Years of playing for the Los Angeles Angels left Ohtani without a playoff berth. Ohtani finally played in October for the first time last season with the Los Angeles Dodgers and won the World Series, though he certainly didn’t lead the way to victory.

His struggles have continued this October. Through Game 3 of the NLCS, he had hit just .147 (5-for-40) with 15 strikeouts, two home runs and six RBIs this postseason. The Dodgers are back in the NLCS for the second consecutive year and a potential fifth trip to the World Series since 2017. The roster has enough talent to finish the series against the Milwaukee Brewers, though Los Angeles needs Ohtani to find his form to repeat as world champions.

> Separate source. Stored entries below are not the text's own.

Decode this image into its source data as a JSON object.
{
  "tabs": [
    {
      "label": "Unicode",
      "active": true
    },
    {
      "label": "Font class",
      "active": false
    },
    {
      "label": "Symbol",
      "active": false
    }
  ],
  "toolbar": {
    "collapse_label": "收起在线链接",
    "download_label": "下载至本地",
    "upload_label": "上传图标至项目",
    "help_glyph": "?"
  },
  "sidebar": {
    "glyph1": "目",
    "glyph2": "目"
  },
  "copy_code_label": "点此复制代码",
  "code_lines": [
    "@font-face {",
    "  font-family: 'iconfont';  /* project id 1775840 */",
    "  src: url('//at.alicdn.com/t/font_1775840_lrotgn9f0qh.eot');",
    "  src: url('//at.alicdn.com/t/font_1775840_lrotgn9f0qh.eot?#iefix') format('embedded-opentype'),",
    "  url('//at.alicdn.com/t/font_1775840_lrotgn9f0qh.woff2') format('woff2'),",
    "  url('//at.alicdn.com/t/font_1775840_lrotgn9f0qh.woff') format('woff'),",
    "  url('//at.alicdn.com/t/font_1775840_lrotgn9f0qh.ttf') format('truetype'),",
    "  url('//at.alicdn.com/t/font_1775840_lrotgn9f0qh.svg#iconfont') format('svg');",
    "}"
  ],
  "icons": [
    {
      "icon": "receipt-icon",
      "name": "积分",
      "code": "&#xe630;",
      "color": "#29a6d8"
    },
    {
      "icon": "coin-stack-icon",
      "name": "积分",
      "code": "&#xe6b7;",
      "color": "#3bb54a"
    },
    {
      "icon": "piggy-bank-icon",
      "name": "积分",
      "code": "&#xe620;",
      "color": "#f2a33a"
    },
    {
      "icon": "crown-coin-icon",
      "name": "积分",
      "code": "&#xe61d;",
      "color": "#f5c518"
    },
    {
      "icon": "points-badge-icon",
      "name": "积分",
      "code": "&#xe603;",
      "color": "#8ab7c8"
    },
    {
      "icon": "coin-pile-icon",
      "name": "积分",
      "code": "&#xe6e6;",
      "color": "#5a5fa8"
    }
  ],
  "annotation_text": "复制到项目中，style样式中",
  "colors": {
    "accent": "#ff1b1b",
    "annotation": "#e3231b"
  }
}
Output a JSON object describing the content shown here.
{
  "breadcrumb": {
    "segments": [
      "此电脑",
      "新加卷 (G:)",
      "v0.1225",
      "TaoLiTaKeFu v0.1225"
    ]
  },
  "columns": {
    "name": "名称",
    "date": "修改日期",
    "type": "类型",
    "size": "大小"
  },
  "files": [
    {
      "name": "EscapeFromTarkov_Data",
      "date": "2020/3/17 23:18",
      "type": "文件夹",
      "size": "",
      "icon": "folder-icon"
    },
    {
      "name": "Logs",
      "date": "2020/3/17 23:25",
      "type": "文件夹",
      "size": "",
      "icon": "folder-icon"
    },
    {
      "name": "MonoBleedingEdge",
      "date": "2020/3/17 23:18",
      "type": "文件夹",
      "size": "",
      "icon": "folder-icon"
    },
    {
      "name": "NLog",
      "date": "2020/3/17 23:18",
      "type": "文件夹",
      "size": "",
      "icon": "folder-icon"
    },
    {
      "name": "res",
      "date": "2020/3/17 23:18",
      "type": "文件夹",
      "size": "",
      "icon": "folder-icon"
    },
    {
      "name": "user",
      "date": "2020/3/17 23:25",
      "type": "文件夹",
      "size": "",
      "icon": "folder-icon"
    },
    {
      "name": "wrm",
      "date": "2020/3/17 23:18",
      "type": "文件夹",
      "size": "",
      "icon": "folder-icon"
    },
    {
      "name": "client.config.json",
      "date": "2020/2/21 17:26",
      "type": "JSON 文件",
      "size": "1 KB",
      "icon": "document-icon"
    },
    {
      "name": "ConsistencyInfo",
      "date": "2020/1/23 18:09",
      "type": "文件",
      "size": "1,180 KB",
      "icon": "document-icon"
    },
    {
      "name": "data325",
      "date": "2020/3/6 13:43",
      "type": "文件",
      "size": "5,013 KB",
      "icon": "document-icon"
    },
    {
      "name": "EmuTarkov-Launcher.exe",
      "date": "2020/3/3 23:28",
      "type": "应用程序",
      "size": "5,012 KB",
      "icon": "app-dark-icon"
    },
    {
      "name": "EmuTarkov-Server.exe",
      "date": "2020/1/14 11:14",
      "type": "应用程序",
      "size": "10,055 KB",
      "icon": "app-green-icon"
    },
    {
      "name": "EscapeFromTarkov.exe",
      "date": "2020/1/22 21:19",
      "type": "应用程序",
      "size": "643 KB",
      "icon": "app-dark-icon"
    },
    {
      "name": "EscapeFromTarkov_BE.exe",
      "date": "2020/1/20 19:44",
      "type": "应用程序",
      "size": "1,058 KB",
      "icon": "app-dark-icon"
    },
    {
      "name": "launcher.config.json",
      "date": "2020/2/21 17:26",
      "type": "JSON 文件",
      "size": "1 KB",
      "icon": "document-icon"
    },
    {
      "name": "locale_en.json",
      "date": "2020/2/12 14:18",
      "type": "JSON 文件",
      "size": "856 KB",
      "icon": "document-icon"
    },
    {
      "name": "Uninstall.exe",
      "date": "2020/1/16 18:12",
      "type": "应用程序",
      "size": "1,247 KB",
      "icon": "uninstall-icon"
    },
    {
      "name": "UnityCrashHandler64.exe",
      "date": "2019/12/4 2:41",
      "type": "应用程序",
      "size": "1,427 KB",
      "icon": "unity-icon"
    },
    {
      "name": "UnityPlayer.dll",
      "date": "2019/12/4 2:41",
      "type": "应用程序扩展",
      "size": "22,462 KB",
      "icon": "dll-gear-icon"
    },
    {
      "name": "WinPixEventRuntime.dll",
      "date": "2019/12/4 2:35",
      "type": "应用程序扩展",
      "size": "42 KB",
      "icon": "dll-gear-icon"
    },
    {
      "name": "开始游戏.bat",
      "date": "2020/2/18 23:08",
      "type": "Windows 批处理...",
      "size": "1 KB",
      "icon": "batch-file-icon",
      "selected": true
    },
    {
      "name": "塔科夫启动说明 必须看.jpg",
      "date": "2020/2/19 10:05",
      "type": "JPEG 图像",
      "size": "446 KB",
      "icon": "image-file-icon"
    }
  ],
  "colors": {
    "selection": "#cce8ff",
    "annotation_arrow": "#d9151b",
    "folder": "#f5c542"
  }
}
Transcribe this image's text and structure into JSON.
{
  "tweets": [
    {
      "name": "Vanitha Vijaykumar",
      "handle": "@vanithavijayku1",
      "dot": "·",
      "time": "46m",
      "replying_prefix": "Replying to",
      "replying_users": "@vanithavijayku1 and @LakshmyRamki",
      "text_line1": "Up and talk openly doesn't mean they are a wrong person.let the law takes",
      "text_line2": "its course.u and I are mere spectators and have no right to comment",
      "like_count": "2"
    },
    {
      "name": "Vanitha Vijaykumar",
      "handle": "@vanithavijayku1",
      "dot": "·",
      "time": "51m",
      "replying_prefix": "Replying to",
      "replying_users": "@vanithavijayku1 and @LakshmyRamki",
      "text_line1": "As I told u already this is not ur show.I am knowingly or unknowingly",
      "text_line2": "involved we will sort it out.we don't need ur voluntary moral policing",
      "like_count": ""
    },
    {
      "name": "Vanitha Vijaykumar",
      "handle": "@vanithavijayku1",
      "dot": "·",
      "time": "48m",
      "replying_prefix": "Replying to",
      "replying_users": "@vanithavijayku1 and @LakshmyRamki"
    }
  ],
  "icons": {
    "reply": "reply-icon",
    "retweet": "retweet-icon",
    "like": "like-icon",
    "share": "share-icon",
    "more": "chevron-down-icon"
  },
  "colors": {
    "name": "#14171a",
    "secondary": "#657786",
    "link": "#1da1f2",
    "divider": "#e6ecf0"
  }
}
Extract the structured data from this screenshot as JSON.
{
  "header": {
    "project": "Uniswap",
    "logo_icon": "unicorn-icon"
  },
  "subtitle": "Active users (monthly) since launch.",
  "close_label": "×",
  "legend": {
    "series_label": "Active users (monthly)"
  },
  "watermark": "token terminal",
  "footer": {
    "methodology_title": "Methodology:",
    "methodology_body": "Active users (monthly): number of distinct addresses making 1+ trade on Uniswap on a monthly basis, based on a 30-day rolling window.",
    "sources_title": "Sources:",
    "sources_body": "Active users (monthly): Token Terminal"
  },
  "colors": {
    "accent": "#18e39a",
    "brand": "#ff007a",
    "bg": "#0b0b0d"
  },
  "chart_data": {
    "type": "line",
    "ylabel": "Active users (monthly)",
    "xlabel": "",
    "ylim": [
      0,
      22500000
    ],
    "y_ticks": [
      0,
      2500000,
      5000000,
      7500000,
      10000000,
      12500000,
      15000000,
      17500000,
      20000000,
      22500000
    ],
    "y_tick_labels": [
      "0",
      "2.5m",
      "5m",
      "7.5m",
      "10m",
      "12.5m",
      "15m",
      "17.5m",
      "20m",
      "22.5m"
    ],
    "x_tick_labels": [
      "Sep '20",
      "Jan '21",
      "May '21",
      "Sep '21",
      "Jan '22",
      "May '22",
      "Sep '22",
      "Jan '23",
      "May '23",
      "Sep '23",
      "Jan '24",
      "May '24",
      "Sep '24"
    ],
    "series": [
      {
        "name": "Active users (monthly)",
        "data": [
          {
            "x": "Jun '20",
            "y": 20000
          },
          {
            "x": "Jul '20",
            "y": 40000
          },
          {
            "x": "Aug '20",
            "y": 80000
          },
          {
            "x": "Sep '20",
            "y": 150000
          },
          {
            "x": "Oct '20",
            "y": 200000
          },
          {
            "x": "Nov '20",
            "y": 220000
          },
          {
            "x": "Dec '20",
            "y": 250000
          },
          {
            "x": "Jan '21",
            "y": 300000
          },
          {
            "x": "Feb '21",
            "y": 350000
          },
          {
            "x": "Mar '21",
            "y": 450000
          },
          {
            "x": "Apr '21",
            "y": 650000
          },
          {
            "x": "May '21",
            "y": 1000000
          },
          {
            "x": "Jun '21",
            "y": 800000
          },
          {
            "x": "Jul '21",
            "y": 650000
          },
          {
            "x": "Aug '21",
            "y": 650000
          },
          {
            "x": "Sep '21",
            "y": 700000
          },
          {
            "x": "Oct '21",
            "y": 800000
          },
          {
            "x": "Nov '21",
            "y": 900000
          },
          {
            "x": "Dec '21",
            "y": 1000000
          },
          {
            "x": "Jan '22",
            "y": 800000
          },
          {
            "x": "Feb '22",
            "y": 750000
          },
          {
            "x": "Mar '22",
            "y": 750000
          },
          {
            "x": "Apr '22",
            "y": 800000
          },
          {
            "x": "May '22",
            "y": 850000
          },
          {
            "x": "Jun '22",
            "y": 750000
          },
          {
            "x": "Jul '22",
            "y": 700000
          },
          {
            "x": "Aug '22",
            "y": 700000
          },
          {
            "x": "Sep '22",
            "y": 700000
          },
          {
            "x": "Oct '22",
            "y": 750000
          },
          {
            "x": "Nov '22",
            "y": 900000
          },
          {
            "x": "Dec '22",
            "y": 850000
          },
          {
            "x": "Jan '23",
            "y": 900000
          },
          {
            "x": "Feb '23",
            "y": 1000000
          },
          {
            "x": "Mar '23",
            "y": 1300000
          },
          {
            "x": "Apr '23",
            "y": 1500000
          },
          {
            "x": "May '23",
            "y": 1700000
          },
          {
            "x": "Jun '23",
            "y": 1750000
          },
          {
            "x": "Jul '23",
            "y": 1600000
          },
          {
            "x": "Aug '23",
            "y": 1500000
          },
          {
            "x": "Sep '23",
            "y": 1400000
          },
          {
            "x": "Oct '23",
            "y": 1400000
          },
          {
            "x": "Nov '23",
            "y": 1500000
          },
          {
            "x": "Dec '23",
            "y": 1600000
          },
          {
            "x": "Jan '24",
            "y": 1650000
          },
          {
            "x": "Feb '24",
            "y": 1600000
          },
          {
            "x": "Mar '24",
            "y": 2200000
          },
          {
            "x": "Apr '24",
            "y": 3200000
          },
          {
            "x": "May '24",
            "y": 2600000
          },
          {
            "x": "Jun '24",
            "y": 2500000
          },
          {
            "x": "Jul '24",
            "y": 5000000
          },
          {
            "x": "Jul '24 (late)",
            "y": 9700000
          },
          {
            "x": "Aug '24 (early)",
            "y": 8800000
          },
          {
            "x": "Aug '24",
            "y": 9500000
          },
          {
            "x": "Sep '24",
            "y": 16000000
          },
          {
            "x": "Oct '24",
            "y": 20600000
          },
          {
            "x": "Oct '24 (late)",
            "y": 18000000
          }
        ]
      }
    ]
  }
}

Legacies with top stars around the game are studied under a microscope these days. Take New York Yankees star Aaron Judge for example. He could be on his way to his third MVP award in four seasons after another monster campaign with an OPS over 1.000 and upwards of 50 home runs again. Judge has the same flaw in postseason shortcomings, both individually as a team. Judge still hasn’t delivered the first championship for the Yankees since 2009 and entered this season as a career .211 hitter in the postseason.
Judge did have a crucial Game 3 home run in the ALDS against the Toronto Blue Jays and hit .500 with a 1.273 OPS before another premature New York exit. That’s a solid seven-game sample size, though that didn’t do much to change the narrative about Judge in October.
Here’s the point: Judge and Ohtani are the two best players in the sport. They have differing sample sizes, but if there’s going to be narrative about playoff struggles for Judge, Ohtani must face the same pressure. Ohtani hit just .200 through his first 24 postseason games and will have to fight like Judge to rewrite his own October chapter.